En matière de prévention des accidents du travail, l'ingérence pertinente aux fins de la qualification de la responsabilité du maître d'ouvrage ne s'identifie pas à tout acte ou comportement de ce dernier, mais doit constituer une activité d'interférence concrète dans le travail d'autrui, telle qu'à en modifier les modalités d'exécution et à établir avec les travailleurs un rapport apte à influencer leur exécution. (Cas dans lequel la Cour a censuré la reconnaissance de la responsabilité du maître d'ouvrage, qui s'était limité à participer aux réunions de coordination, activité prévue par la procédure d'entreprise, et à signer le permis de travail, au motif qu'il n'avait pas, en revanche, donné d'instruction ni modifié les modalités prévues par les plans de sécurité, dont la gestion était restée confiée au responsable des travaux, aux coordinateurs pour la sécurité et aux employeurs des entreprises exécutrices).
Cette maxime est un pilier interprétatif. Rappelant l'article 40 du Code Pénal italien sur la causalité, la Cour de Cassation a établi que la simple participation à des réunions ou la signature de permis (prévus par le Décret Législatif 81/2008) ne constituent pas une ingérence pertinente. Une action proactive est requise, qui altère les procédures ou les directives de sécurité. Dans le cas présent, le maître d'ouvrage s'était conformé aux procédures sans intervenir activement dans la gestion de la sécurité.

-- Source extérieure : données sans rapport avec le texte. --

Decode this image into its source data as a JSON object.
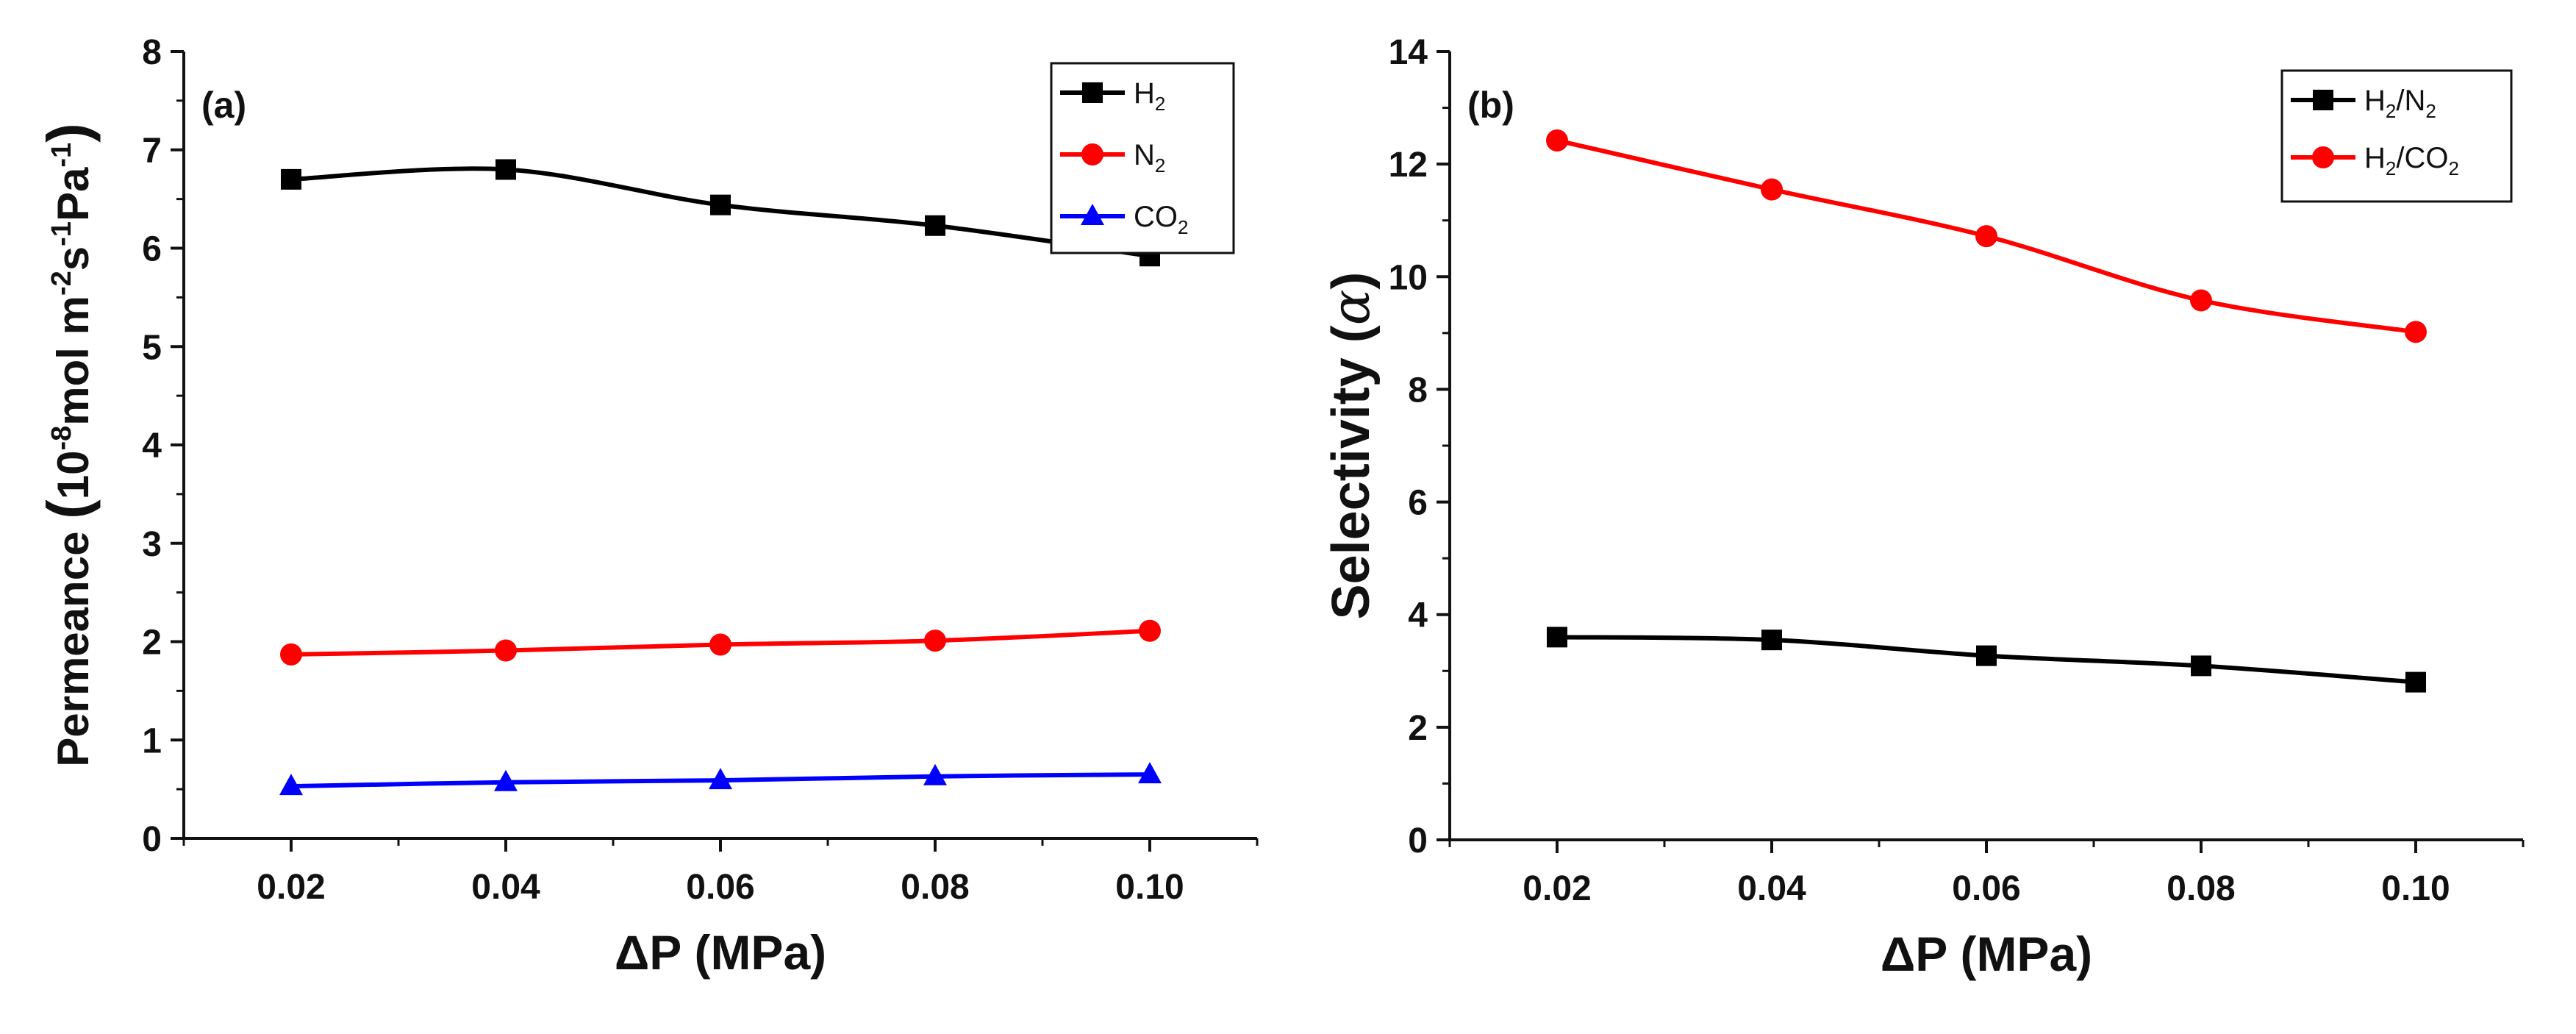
{
  "chart_data": [
    {
      "type": "line",
      "panel_label": "(a)",
      "xlabel": "ΔP (MPa)",
      "ylabel": {
        "word": "Permeance",
        "open": "(",
        "base": "10",
        "exp1": "-8",
        "unit1": "mol m",
        "exp2": "-2",
        "unit2": "s",
        "exp3": "-1",
        "unit3": "Pa",
        "exp4": "-1",
        "close": ")"
      },
      "xlim": [
        0.01,
        0.11
      ],
      "ylim": [
        0,
        8
      ],
      "grid": false,
      "legend_position": "top-right",
      "x": [
        0.02,
        0.04,
        0.06,
        0.08,
        0.1
      ],
      "xtick_labels": [
        "0.02",
        "0.04",
        "0.06",
        "0.08",
        "0.10"
      ],
      "yticks": [
        0,
        1,
        2,
        3,
        4,
        5,
        6,
        7,
        8
      ],
      "ytick_labels": [
        "0",
        "1",
        "2",
        "3",
        "4",
        "5",
        "6",
        "7",
        "8"
      ],
      "series": [
        {
          "name": "H2",
          "label_main": "H",
          "label_sub": "2",
          "label_after": "",
          "color": "#000000",
          "marker": "square",
          "values": [
            6.7,
            6.8,
            6.44,
            6.23,
            5.92
          ]
        },
        {
          "name": "N2",
          "label_main": "N",
          "label_sub": "2",
          "label_after": "",
          "color": "#ff0000",
          "marker": "circle",
          "values": [
            1.87,
            1.91,
            1.97,
            2.01,
            2.11
          ]
        },
        {
          "name": "CO2",
          "label_main": "CO",
          "label_sub": "2",
          "label_after": "",
          "color": "#0000ff",
          "marker": "triangle",
          "values": [
            0.53,
            0.57,
            0.59,
            0.63,
            0.65
          ]
        }
      ]
    },
    {
      "type": "line",
      "panel_label": "(b)",
      "xlabel": "ΔP (MPa)",
      "ylabel": {
        "word": "Selectivity",
        "open": "(",
        "symbol": "α",
        "close": ")"
      },
      "xlim": [
        0.01,
        0.11
      ],
      "ylim": [
        0,
        14
      ],
      "grid": false,
      "legend_position": "top-right",
      "x": [
        0.02,
        0.04,
        0.06,
        0.08,
        0.1
      ],
      "xtick_labels": [
        "0.02",
        "0.04",
        "0.06",
        "0.08",
        "0.10"
      ],
      "yticks": [
        0,
        2,
        4,
        6,
        8,
        10,
        12,
        14
      ],
      "ytick_labels": [
        "0",
        "2",
        "4",
        "6",
        "8",
        "10",
        "12",
        "14"
      ],
      "series": [
        {
          "name": "H2/N2",
          "label_main": "H",
          "label_sub": "2",
          "label_after": "/N",
          "label_sub2": "2",
          "color": "#000000",
          "marker": "square",
          "values": [
            3.6,
            3.55,
            3.27,
            3.09,
            2.8
          ]
        },
        {
          "name": "H2/CO2",
          "label_main": "H",
          "label_sub": "2",
          "label_after": "/CO",
          "label_sub2": "2",
          "color": "#ff0000",
          "marker": "circle",
          "values": [
            12.42,
            11.55,
            10.72,
            9.58,
            9.02
          ]
        }
      ]
    }
  ]
}
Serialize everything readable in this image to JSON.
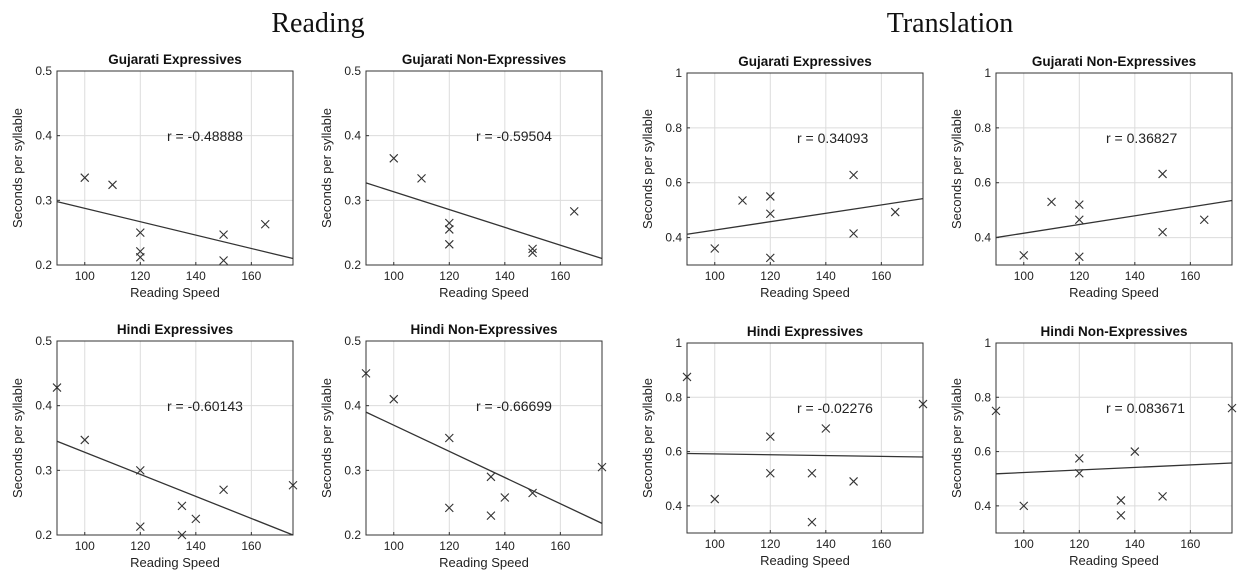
{
  "groups": [
    {
      "title": "Reading"
    },
    {
      "title": "Translation"
    }
  ],
  "chart_data": [
    {
      "type": "scatter",
      "group": "Reading",
      "title": "Gujarati Expressives",
      "xlabel": "Reading Speed",
      "ylabel": "Seconds per syllable",
      "xlim": [
        90,
        175
      ],
      "ylim": [
        0.2,
        0.5
      ],
      "xticks": [
        100,
        120,
        140,
        160
      ],
      "yticks": [
        0.2,
        0.3,
        0.4,
        0.5
      ],
      "grid": true,
      "x": [
        100,
        110,
        120,
        120,
        120,
        150,
        150,
        165
      ],
      "y": [
        0.335,
        0.324,
        0.25,
        0.221,
        0.212,
        0.247,
        0.207,
        0.263
      ],
      "fit_line": {
        "x": [
          90,
          175
        ],
        "y": [
          0.298,
          0.21
        ]
      },
      "annotation": "r = -0.48888"
    },
    {
      "type": "scatter",
      "group": "Reading",
      "title": "Gujarati Non-Expressives",
      "xlabel": "Reading Speed",
      "ylabel": "Seconds per syllable",
      "xlim": [
        90,
        175
      ],
      "ylim": [
        0.2,
        0.5
      ],
      "xticks": [
        100,
        120,
        140,
        160
      ],
      "yticks": [
        0.2,
        0.3,
        0.4,
        0.5
      ],
      "grid": true,
      "x": [
        100,
        110,
        120,
        120,
        120,
        150,
        150,
        165
      ],
      "y": [
        0.365,
        0.334,
        0.265,
        0.255,
        0.232,
        0.225,
        0.219,
        0.283
      ],
      "fit_line": {
        "x": [
          90,
          175
        ],
        "y": [
          0.327,
          0.21
        ]
      },
      "annotation": "r = -0.59504"
    },
    {
      "type": "scatter",
      "group": "Translation",
      "title": "Gujarati Expressives",
      "xlabel": "Reading Speed",
      "ylabel": "Seconds per syllable",
      "xlim": [
        90,
        175
      ],
      "ylim": [
        0.3,
        1
      ],
      "xticks": [
        100,
        120,
        140,
        160
      ],
      "yticks": [
        0.4,
        0.6,
        0.8,
        1
      ],
      "grid": true,
      "x": [
        100,
        110,
        120,
        120,
        120,
        150,
        150,
        165
      ],
      "y": [
        0.36,
        0.535,
        0.55,
        0.487,
        0.326,
        0.628,
        0.415,
        0.493
      ],
      "fit_line": {
        "x": [
          90,
          175
        ],
        "y": [
          0.412,
          0.542
        ]
      },
      "annotation": "r = 0.34093"
    },
    {
      "type": "scatter",
      "group": "Translation",
      "title": "Gujarati Non-Expressives",
      "xlabel": "Reading Speed",
      "ylabel": "Seconds per syllable",
      "xlim": [
        90,
        175
      ],
      "ylim": [
        0.3,
        1
      ],
      "xticks": [
        100,
        120,
        140,
        160
      ],
      "yticks": [
        0.4,
        0.6,
        0.8,
        1
      ],
      "grid": true,
      "x": [
        100,
        110,
        120,
        120,
        120,
        150,
        150,
        165
      ],
      "y": [
        0.335,
        0.53,
        0.52,
        0.465,
        0.33,
        0.632,
        0.42,
        0.465
      ],
      "fit_line": {
        "x": [
          90,
          175
        ],
        "y": [
          0.4,
          0.535
        ]
      },
      "annotation": "r = 0.36827"
    },
    {
      "type": "scatter",
      "group": "Reading",
      "title": "Hindi Expressives",
      "xlabel": "Reading Speed",
      "ylabel": "Seconds per syllable",
      "xlim": [
        90,
        175
      ],
      "ylim": [
        0.2,
        0.5
      ],
      "xticks": [
        100,
        120,
        140,
        160
      ],
      "yticks": [
        0.2,
        0.3,
        0.4,
        0.5
      ],
      "grid": true,
      "x": [
        90,
        100,
        120,
        120,
        135,
        135,
        140,
        150,
        175
      ],
      "y": [
        0.428,
        0.347,
        0.3,
        0.213,
        0.245,
        0.2,
        0.225,
        0.27,
        0.277
      ],
      "fit_line": {
        "x": [
          90,
          175
        ],
        "y": [
          0.345,
          0.2
        ]
      },
      "annotation": "r = -0.60143"
    },
    {
      "type": "scatter",
      "group": "Reading",
      "title": "Hindi Non-Expressives",
      "xlabel": "Reading Speed",
      "ylabel": "Seconds per syllable",
      "xlim": [
        90,
        175
      ],
      "ylim": [
        0.2,
        0.5
      ],
      "xticks": [
        100,
        120,
        140,
        160
      ],
      "yticks": [
        0.2,
        0.3,
        0.4,
        0.5
      ],
      "grid": true,
      "x": [
        90,
        100,
        120,
        120,
        135,
        135,
        140,
        150,
        175
      ],
      "y": [
        0.45,
        0.41,
        0.35,
        0.242,
        0.29,
        0.23,
        0.258,
        0.265,
        0.305
      ],
      "fit_line": {
        "x": [
          90,
          175
        ],
        "y": [
          0.39,
          0.218
        ]
      },
      "annotation": "r = -0.66699"
    },
    {
      "type": "scatter",
      "group": "Translation",
      "title": "Hindi Expressives",
      "xlabel": "Reading Speed",
      "ylabel": "Seconds per syllable",
      "xlim": [
        90,
        175
      ],
      "ylim": [
        0.3,
        1
      ],
      "xticks": [
        100,
        120,
        140,
        160
      ],
      "yticks": [
        0.4,
        0.6,
        0.8,
        1
      ],
      "grid": true,
      "x": [
        90,
        100,
        120,
        120,
        135,
        135,
        140,
        150,
        175
      ],
      "y": [
        0.875,
        0.425,
        0.655,
        0.52,
        0.52,
        0.34,
        0.685,
        0.49,
        0.775
      ],
      "fit_line": {
        "x": [
          90,
          175
        ],
        "y": [
          0.593,
          0.58
        ]
      },
      "annotation": "r = -0.02276"
    },
    {
      "type": "scatter",
      "group": "Translation",
      "title": "Hindi Non-Expressives",
      "xlabel": "Reading Speed",
      "ylabel": "Seconds per syllable",
      "xlim": [
        90,
        175
      ],
      "ylim": [
        0.3,
        1
      ],
      "xticks": [
        100,
        120,
        140,
        160
      ],
      "yticks": [
        0.4,
        0.6,
        0.8,
        1
      ],
      "grid": true,
      "x": [
        90,
        100,
        120,
        120,
        135,
        135,
        140,
        150,
        175
      ],
      "y": [
        0.75,
        0.4,
        0.575,
        0.52,
        0.42,
        0.365,
        0.6,
        0.435,
        0.76
      ],
      "fit_line": {
        "x": [
          90,
          175
        ],
        "y": [
          0.518,
          0.558
        ]
      },
      "annotation": "r = 0.083671"
    }
  ]
}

L'arrêt souligne que les obligations générales du maître d'ouvrage (Art. 26 du D.Lgs. 81/2008, par ex. vérification d'aptitude) ne se traduisent pas en responsabilité objective. La responsabilité pénale n'émerge que si le maître d'ouvrage exerce une influence effective sur les modalités d'exécution, dépassant le rôle de coordination. Sa conduite doit avoir eu un impact causal sur l'événement dommageable, en modifiant les conditions de sécurité ou en donnant des instructions erronées.
L'arrêt n° 30039/2025 est une référence cruciale. Il clarifie les limites de la responsabilité du maître d'ouvrage. La faute pénale requiert une analyse rigoureuse de l'ingérence effective, entendue comme une action concrète ayant altéré les conditions de sécurité. Il incite les acteurs à une plus grande conscience de leurs rôles et à une prévention plus ciblée, garantissant une gestion claire des responsabilités pour la protection des travailleurs.